Once you're finished configuring a trigger, hit the "Choose trigger" link at the top-right of your screen. It's under this sub menu that you'll have to assign the actual button-press combination. You can have Pressy take your photo with one short press, one long press, two short presses, two long presses, one long press and one short press, etc. It's entirely up to you. Just make sure you tap the Check icon at the top of the Pressy app to confirm your changes.
This is how we configured Pressy: one short press to take a photo with both cameras, one long press to record a video with our rear camera, two short presses to call our favourite contact, two long presses to open our SMS app, three short presses to lock our screen rotation, and finally, three long presses to kick on the rear flash of our HTC One (M8). Each trigger worked perfectly (and served up a use alert), without any glitches.
If you want your trigger to respond hastily upon pressing Pressy, you can change the response time under settings. We initially had our triggers set to normal, rather than slow or fast, and found that there was a bit of lag when launching entire apps like SMS or Camera. Switching the speed to fast greatly improved response times. Keep in mind the Pressy app warns slow is "easier to perform".
Is it really almighty?
Pressy has the "Almighty Android Button" slogan, but is it really that almighty? Yes, kind of.
It's basically like a task-launching app but in the form of a physical add-on button for your Android device. It's not at all inconvenient, because you can remove the Pressy button, then plug in your headphones, and still use Pressy. The app recognises and supports headphone controls, meaning you can listen to music and still press the button on your headphone cord in order to use triggers. Amazing, right?
We absolutely love how easy Press is to set up and use. Anyone from children to elderly could figure out how Pressy works. The problem lies in remembering to use Pressy. While we were blown away by the extra functionality Pressy provides, the wow-factor only lasted a few days before we kept forgetting Pressy was even plugged into our Android device. What's worse is we forgot our button-press combinations after a while.
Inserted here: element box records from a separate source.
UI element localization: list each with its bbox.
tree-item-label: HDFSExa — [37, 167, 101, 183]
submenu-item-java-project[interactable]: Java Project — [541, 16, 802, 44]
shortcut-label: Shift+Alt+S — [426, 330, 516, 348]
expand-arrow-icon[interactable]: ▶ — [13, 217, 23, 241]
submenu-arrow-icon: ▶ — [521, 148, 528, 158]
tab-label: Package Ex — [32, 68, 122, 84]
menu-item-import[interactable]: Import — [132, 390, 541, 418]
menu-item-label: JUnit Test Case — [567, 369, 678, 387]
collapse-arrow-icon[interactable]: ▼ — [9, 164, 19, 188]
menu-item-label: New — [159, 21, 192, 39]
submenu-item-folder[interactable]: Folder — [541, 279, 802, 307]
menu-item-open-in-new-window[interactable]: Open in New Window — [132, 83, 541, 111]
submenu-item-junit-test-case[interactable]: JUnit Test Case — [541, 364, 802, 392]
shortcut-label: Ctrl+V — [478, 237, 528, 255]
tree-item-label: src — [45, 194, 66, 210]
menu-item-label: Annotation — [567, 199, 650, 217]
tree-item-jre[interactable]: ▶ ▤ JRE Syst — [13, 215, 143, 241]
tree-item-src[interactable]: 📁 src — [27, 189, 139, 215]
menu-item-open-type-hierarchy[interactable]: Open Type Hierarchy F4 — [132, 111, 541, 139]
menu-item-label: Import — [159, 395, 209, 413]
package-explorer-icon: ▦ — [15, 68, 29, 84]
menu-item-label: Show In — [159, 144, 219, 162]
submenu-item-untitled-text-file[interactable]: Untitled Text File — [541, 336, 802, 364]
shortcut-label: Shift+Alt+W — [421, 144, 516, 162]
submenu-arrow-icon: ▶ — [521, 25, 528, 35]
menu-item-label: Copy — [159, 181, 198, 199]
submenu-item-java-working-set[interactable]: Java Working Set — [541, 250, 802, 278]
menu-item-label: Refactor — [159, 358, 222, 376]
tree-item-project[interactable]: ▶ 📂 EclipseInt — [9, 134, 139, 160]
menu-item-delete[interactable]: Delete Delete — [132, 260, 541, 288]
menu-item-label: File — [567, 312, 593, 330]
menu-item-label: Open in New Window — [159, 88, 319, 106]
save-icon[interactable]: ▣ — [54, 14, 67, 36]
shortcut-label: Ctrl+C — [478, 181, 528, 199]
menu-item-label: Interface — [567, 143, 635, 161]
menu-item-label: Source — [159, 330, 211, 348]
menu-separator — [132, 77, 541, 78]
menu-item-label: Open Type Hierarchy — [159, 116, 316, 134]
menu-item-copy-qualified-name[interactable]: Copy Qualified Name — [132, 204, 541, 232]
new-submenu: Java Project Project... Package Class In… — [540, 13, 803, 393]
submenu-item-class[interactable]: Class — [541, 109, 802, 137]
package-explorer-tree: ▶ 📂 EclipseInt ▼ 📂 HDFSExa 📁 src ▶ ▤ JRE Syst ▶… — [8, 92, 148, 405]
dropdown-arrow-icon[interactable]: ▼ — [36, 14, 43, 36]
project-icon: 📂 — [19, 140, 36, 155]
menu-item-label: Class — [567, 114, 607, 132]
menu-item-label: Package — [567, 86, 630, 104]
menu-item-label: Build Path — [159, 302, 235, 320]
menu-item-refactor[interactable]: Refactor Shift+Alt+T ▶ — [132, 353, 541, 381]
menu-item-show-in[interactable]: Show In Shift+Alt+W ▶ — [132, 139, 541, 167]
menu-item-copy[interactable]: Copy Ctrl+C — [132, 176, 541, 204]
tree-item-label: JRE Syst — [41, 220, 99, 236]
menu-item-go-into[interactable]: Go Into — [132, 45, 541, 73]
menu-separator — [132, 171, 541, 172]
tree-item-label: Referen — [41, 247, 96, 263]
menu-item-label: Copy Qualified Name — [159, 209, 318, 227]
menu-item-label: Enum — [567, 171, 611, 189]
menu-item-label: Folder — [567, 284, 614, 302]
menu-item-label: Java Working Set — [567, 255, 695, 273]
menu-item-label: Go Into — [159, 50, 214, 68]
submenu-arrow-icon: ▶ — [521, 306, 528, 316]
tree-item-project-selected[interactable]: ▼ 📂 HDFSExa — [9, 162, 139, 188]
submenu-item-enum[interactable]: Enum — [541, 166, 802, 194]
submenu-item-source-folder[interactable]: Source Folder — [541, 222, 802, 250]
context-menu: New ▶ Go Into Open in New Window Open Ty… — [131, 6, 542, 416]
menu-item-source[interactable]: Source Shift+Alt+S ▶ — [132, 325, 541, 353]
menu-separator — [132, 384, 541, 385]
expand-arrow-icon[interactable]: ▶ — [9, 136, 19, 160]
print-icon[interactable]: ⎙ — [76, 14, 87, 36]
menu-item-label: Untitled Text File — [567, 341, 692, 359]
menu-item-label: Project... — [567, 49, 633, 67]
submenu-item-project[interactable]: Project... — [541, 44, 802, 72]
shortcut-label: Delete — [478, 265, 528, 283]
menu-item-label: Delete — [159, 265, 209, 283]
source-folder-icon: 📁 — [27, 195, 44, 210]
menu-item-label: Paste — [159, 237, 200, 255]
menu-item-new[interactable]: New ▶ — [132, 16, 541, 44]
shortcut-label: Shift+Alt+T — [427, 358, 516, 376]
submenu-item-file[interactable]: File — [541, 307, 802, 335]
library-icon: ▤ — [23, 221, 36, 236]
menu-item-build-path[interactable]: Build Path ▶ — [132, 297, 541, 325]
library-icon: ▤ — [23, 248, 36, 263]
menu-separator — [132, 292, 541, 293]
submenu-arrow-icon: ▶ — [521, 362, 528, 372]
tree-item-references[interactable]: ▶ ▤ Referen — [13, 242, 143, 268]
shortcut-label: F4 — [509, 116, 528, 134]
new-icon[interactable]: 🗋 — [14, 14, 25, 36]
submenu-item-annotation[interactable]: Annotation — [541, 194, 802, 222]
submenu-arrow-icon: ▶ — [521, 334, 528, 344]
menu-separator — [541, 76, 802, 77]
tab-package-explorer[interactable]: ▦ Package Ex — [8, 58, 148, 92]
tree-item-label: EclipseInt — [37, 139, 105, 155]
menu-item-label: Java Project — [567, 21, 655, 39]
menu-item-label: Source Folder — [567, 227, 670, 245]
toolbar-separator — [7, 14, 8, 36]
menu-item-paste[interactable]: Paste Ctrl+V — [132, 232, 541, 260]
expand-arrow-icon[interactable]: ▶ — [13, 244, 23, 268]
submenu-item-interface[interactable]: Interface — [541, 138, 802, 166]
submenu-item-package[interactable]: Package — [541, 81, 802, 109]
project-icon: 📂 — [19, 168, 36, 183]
We could always open the Pressy app and view our triggers to see what we previously configured, though that would defeat the entire purpose of having an almighty button. Pressy aims to both hasten and advance how we currently interact with Android devices and installed apps. We though it was simple, fun, and extraordinarily useful, kind of like Google Chromecast, but it's also no life-changing gadget just yet.
If you want to see if Pressy adds more value to your mobile experience, then by all means go ahead. It only costs $27, after all. You can order Pressy today from the Pressy website and get it shipped to your door within two weeks. Shipping in the US is free.